We have all seen the blissful babes at breast with the mom.  So, what is going on???? Your baby is biting??? Do you have folks saying that this is normal discomfort of start-up breastfeeding, your nipples will toughen up, you will get used to it, baby will grow out of it?  Ouch, ouch, ouch and ouch.

Some women have a little discomfort at first.  Excruciating pain is not normal.  Biting is not normal, and it does not work for breastfeeding on any level, for baby or mom.  Tissue damage to your breast is real.  It can get worse.  Not to be gruesome, but, really, nipples can get blisters, crack and bleed.  Milk production may be greatly reduced, as the easy action of the baby’s mouth at breast triggers letdown and making more milk for continuous supply.  Biting does not stimulate milk production. Plus, stressed moms often experience reduced milk supply.

Why is baby biting?  Depending on mom and baby, there are various sources of the problem.  Among them, good latch depends on many factors.  We are looking for how wide the jaw opens, and stays open.  The jaw is only half the picture, as it swings from the ear bone (temporal bone).  The opening of the jaw is affected by the placement of all the bones of the head.  The head is a three dimensional puzzle. Baby’s cranial bones are normally displaced during birth.  They can get thrown off so much that the jaw doesn’t have full range of motion.  When the temporal bone is still squished in from birth, it is immoblized and restricts full movement of the jaw.

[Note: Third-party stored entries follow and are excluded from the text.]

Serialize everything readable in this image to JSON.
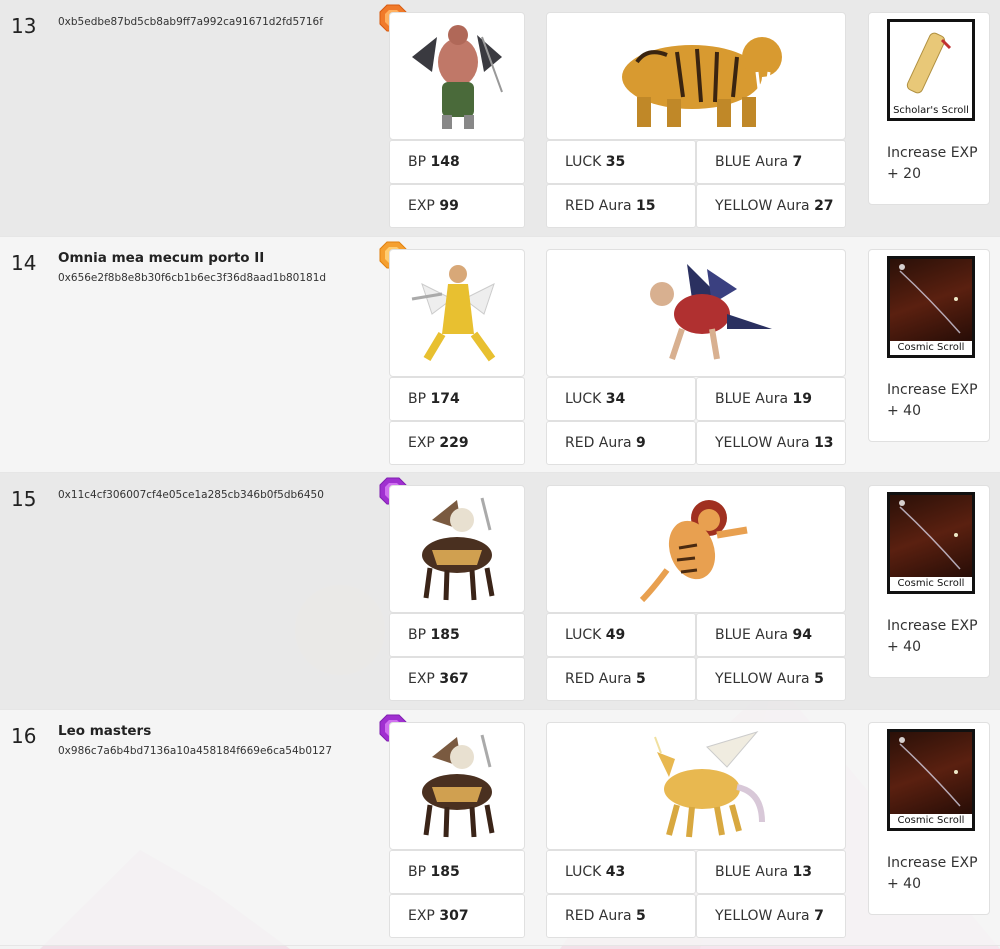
{
  "rows": [
    {
      "rank": "13",
      "team_name": "",
      "address": "0xb5edbe87bd5cb8ab9ff7a992ca91671d2fd5716f",
      "gem_color": "#f07a2a",
      "bp_label": "BP",
      "bp": "148",
      "exp_label": "EXP",
      "exp": "99",
      "luck_label": "LUCK",
      "luck": "35",
      "red_label": "RED Aura",
      "red": "15",
      "blue_label": "BLUE Aura",
      "blue": "7",
      "yellow_label": "YELLOW Aura",
      "yellow": "27",
      "scroll_name": "Scholar's Scroll",
      "scroll_effect": "Increase EXP + 20"
    },
    {
      "rank": "14",
      "team_name": "Omnia mea mecum porto II",
      "address": "0x656e2f8b8e8b30f6cb1b6ec3f36d8aad1b80181d",
      "gem_color": "#f5a030",
      "bp_label": "BP",
      "bp": "174",
      "exp_label": "EXP",
      "exp": "229",
      "luck_label": "LUCK",
      "luck": "34",
      "red_label": "RED Aura",
      "red": "9",
      "blue_label": "BLUE Aura",
      "blue": "19",
      "yellow_label": "YELLOW Aura",
      "yellow": "13",
      "scroll_name": "Cosmic Scroll",
      "scroll_effect": "Increase EXP + 40"
    },
    {
      "rank": "15",
      "team_name": "",
      "address": "0x11c4cf306007cf4e05ce1a285cb346b0f5db6450",
      "gem_color": "#a030d0",
      "bp_label": "BP",
      "bp": "185",
      "exp_label": "EXP",
      "exp": "367",
      "luck_label": "LUCK",
      "luck": "49",
      "red_label": "RED Aura",
      "red": "5",
      "blue_label": "BLUE Aura",
      "blue": "94",
      "yellow_label": "YELLOW Aura",
      "yellow": "5",
      "scroll_name": "Cosmic Scroll",
      "scroll_effect": "Increase EXP + 40"
    },
    {
      "rank": "16",
      "team_name": "Leo masters",
      "address": "0x986c7a6b4bd7136a10a458184f669e6ca54b0127",
      "gem_color": "#a030d0",
      "bp_label": "BP",
      "bp": "185",
      "exp_label": "EXP",
      "exp": "307",
      "luck_label": "LUCK",
      "luck": "43",
      "red_label": "RED Aura",
      "red": "5",
      "blue_label": "BLUE Aura",
      "blue": "13",
      "yellow_label": "YELLOW Aura",
      "yellow": "7",
      "scroll_name": "Cosmic Scroll",
      "scroll_effect": "Increase EXP + 40"
    }
  ]
}
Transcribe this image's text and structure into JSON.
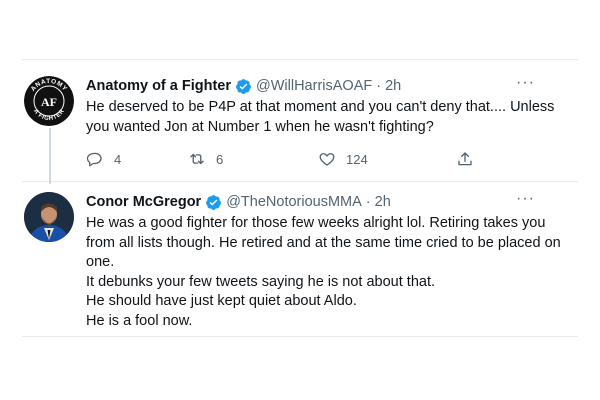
{
  "tweets": [
    {
      "name": "Anatomy of a Fighter",
      "handle": "@WillHarrisAOAF",
      "dot": "·",
      "time": "2h",
      "more": "···",
      "avatar_text": {
        "top": "ANATOMY",
        "bottom": "A FIGHTER",
        "left": "OF",
        "mark": "AF"
      },
      "lines": [
        "He deserved to be P4P at that moment and you can't deny that.... Unless",
        "you wanted Jon at Number 1 when he wasn't fighting?"
      ],
      "actions": {
        "replies": "4",
        "retweets": "6",
        "likes": "124"
      }
    },
    {
      "name": "Conor McGregor",
      "handle": "@TheNotoriousMMA",
      "dot": "·",
      "time": "2h",
      "more": "···",
      "lines": [
        "He was a good fighter for those few weeks alright lol. Retiring takes you",
        "from all lists though. He retired and at the same time cried to be placed on",
        "one.",
        "It debunks your few tweets saying he is not about that.",
        "He should have just kept quiet about Aldo.",
        "He is a fool now."
      ]
    }
  ],
  "colors": {
    "verified": "#1d9bf0",
    "secondary": "#536471",
    "text": "#0f1419"
  }
}
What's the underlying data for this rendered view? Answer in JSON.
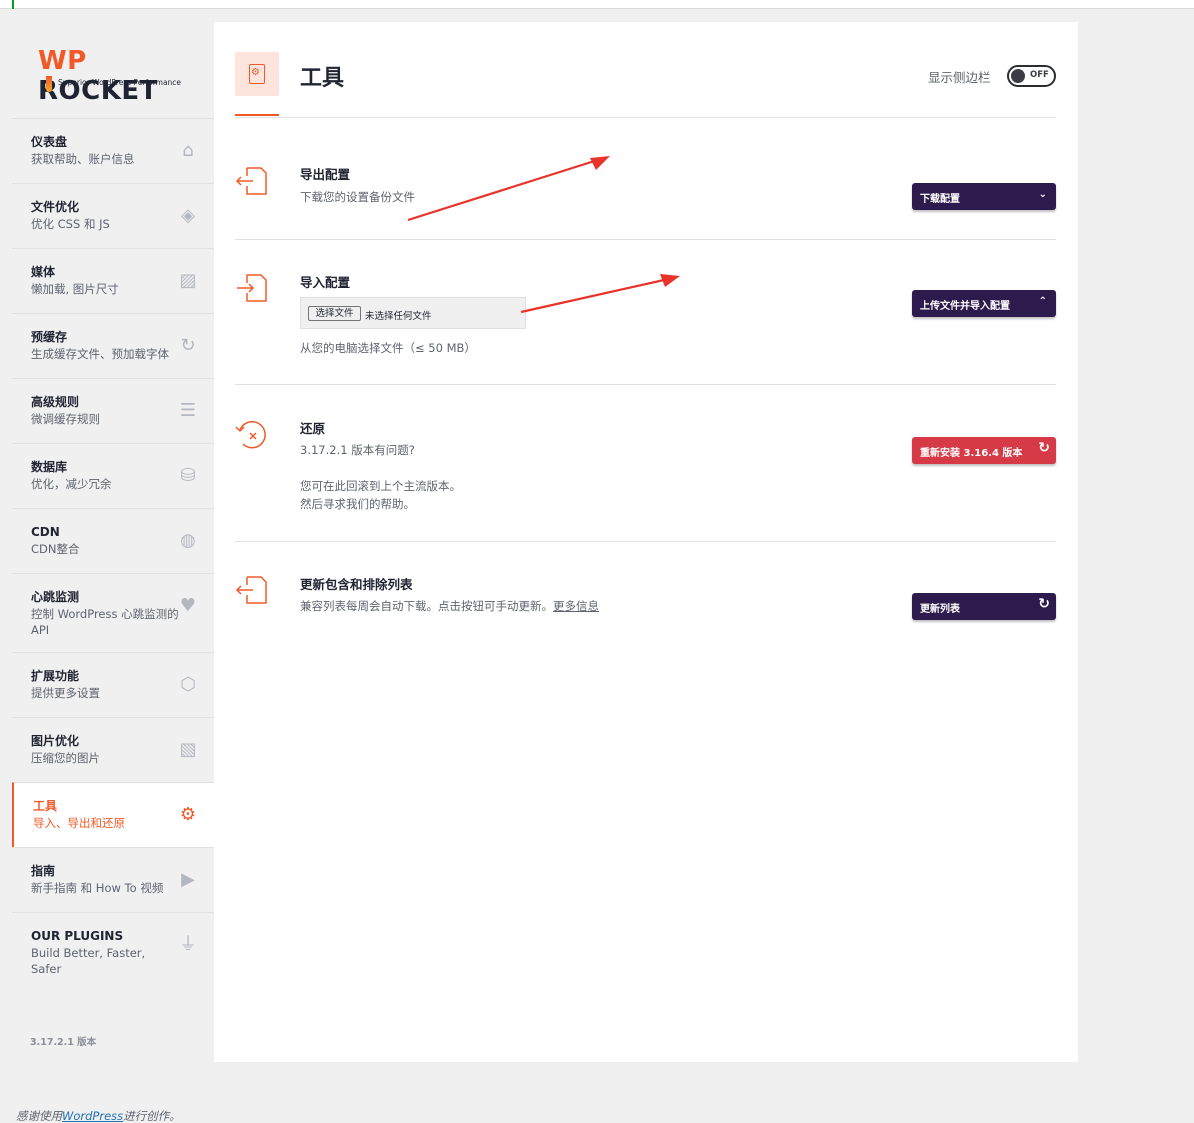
{
  "logo": {
    "brand_wp": "WP",
    "brand_rocket": "ROCKET",
    "tagline": "Superior WordPress Performance"
  },
  "sidebar": {
    "items": [
      {
        "title": "仪表盘",
        "subtitle": "获取帮助、账户信息",
        "icon": "home-icon"
      },
      {
        "title": "文件优化",
        "subtitle": "优化 CSS 和 JS",
        "icon": "layers-icon"
      },
      {
        "title": "媒体",
        "subtitle": "懒加载, 图片尺寸",
        "icon": "image-icon"
      },
      {
        "title": "预缓存",
        "subtitle": "生成缓存文件、预加载字体",
        "icon": "refresh-icon"
      },
      {
        "title": "高级规则",
        "subtitle": "微调缓存规则",
        "icon": "list-icon"
      },
      {
        "title": "数据库",
        "subtitle": "优化，减少冗余",
        "icon": "database-icon"
      },
      {
        "title": "CDN",
        "subtitle": "CDN整合",
        "icon": "globe-hand-icon"
      },
      {
        "title": "心跳监测",
        "subtitle": "控制 WordPress 心跳监测的 API",
        "icon": "heartbeat-icon"
      },
      {
        "title": "扩展功能",
        "subtitle": "提供更多设置",
        "icon": "cubes-icon"
      },
      {
        "title": "图片优化",
        "subtitle": "压缩您的图片",
        "icon": "images-icon"
      },
      {
        "title": "工具",
        "subtitle": "导入、导出和还原",
        "icon": "tools-doc-icon"
      },
      {
        "title": "指南",
        "subtitle": "新手指南 和 How To 视频",
        "icon": "video-icon"
      },
      {
        "title": "OUR PLUGINS",
        "subtitle": "Build Better, Faster, Safer",
        "icon": "plug-icon"
      }
    ],
    "version": "3.17.2.1 版本"
  },
  "header": {
    "title": "工具",
    "sidebar_toggle_label": "显示侧边栏",
    "toggle_state": "OFF"
  },
  "sections": {
    "export": {
      "title": "导出配置",
      "desc": "下载您的设置备份文件",
      "button": "下载配置"
    },
    "import": {
      "title": "导入配置",
      "file_button": "选择文件",
      "file_status": "未选择任何文件",
      "hint": "从您的电脑选择文件（≤ 50 MB）",
      "button": "上传文件并导入配置"
    },
    "restore": {
      "title": "还原",
      "line1": "3.17.2.1 版本有问题?",
      "line2": "您可在此回滚到上个主流版本。",
      "line3": "然后寻求我们的帮助。",
      "button": "重新安装 3.16.4 版本"
    },
    "update": {
      "title": "更新包含和排除列表",
      "desc": "兼容列表每周会自动下载。点击按钮可手动更新。",
      "link": "更多信息",
      "button": "更新列表"
    }
  },
  "footer": {
    "prefix": "感谢使用",
    "link": "WordPress",
    "suffix": "进行创作。"
  },
  "colors": {
    "accent": "#f05a28",
    "button": "#2d1b4e",
    "danger": "#d63a47"
  }
}
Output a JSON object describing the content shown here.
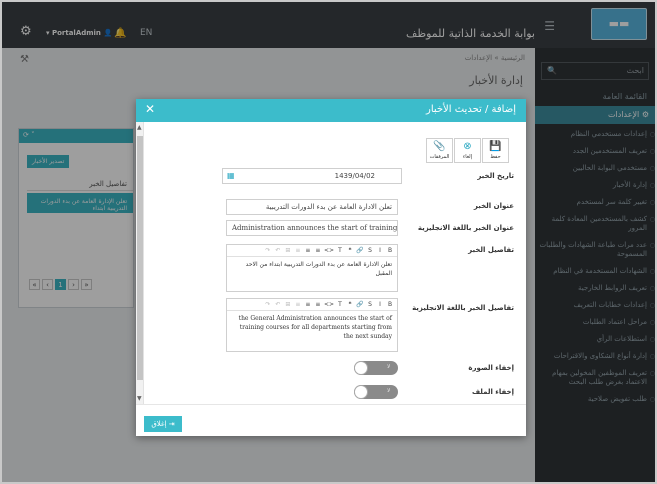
{
  "header": {
    "app_title": "بوابة الخدمة الذاتية للموظف",
    "language": "EN",
    "username": "PortalAdmin"
  },
  "sidebar": {
    "search_placeholder": "ابحث",
    "items": [
      {
        "label": "القائمة العامة"
      },
      {
        "label": "الإعدادات",
        "active": true
      }
    ],
    "settings_items": [
      "إعدادات مستخدمي النظام",
      "تعريف المستخدمين الجدد",
      "مستخدمي البوابة الحاليين",
      "إدارة الأخبار",
      "تغيير كلمة سر لمستخدم",
      "كشف بالمستخدمين المعادة كلمة المرور",
      "عدد مرات طباعة الشهادات والطلبات المسموحة",
      "الشهادات المستخدمة في النظام",
      "تعريف الروابط الخارجية",
      "إعدادات خطابات التعريف",
      "مراحل اعتماد الطلبات",
      "استطلاعات الرأي",
      "إدارة أنواع الشكاوى والاقتراحات",
      "تعريف الموظفين المخولين بمهام الاعتماد بغرض طلب البحث",
      "طلب تفويض صلاحية"
    ]
  },
  "main": {
    "breadcrumb_home": "الرئيسية",
    "breadcrumb_sep": "»",
    "breadcrumb_current": "الإعدادات",
    "page_title": "إدارة الأخبار",
    "panel": {
      "button": "تصدير الأخبار",
      "column_header": "تفاصيل الخبر",
      "row_text": "تعلن الإدارة العامة عن بدء الدورات التدريبية ابتداء",
      "pager": [
        "«",
        "‹",
        "1",
        "›",
        "»"
      ],
      "current_page": "1"
    }
  },
  "modal": {
    "title": "إضافة / تحديث الأخبار",
    "actions": {
      "save": "حفظ",
      "cancel": "إلغاء",
      "attachments": "المرفقات"
    },
    "fields": {
      "date_label": "تاريخ الخبر",
      "date_value": "1439/04/02",
      "title_label": "عنوان الخبر",
      "title_value": "تعلن الادارة العامة عن بدء الدورات التدريبية",
      "title_en_label": "عنوان الخبر باللغة الانجليزية",
      "title_en_value": "Administration announces the start of training courses",
      "details_label": "تفاصيل الخبر",
      "details_value": "تعلن الادارة العامة عن بدء الدورات التدريبية ابتداء من الاحد المقبل",
      "details_en_label": "تفاصيل الخبر باللغة الانجليزية",
      "details_en_value": "the General Administration announces the start of training courses for all departments starting from the next sunday",
      "hide_image_label": "إخفاء الصورة",
      "hide_file_label": "إخفاء الملف",
      "toggle_text": "لا"
    },
    "editor_toolbar": [
      "B",
      "I",
      "S",
      "🔗",
      "❝",
      "T",
      "<>",
      "≡",
      "≡",
      "≡",
      "⊞",
      "↶",
      "↷"
    ],
    "close_button": "إغلاق"
  },
  "colors": {
    "accent": "#3cbccb",
    "topbar": "#3a3f44",
    "sidebar": "#2f3438"
  }
}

Breastfeeding also depends on baby having access to their essential reflexes for feeding – latch, suck and swallow.  A latch problem typically is a restricted cranial nerve.  The nerve for the latch reflex between bones in the head.  If those bones are displaced or overlapping, then the nerve for latch cannot function very well.  Or cranial innervation may not be available at all. Then we have biting.

Latch is a reflex – for breastfeeding. Biting is a reflex – for eating.  The brain has all sorts of work-around pathways.  If the main default reflex for breastfeeding, the latch reflex, isn’t working, then the next neural pathway that comes on board is biting.

What we do about biting?  Call on a craniosacral therapist who specializes in babies and breastfeeding. This uber-gentle therapy is perfect for sorting out cranial bone alignment.  Call early – before tissue damage gets worse.  Call early because the sooner your baby gets help, the fewer sessions s/he will need.  Usually biting can be turned around to good latch in 2-3 sessions if you call in the first week.  If you call a month later, your baby has now developed habits, and it will take longer to sort it all out.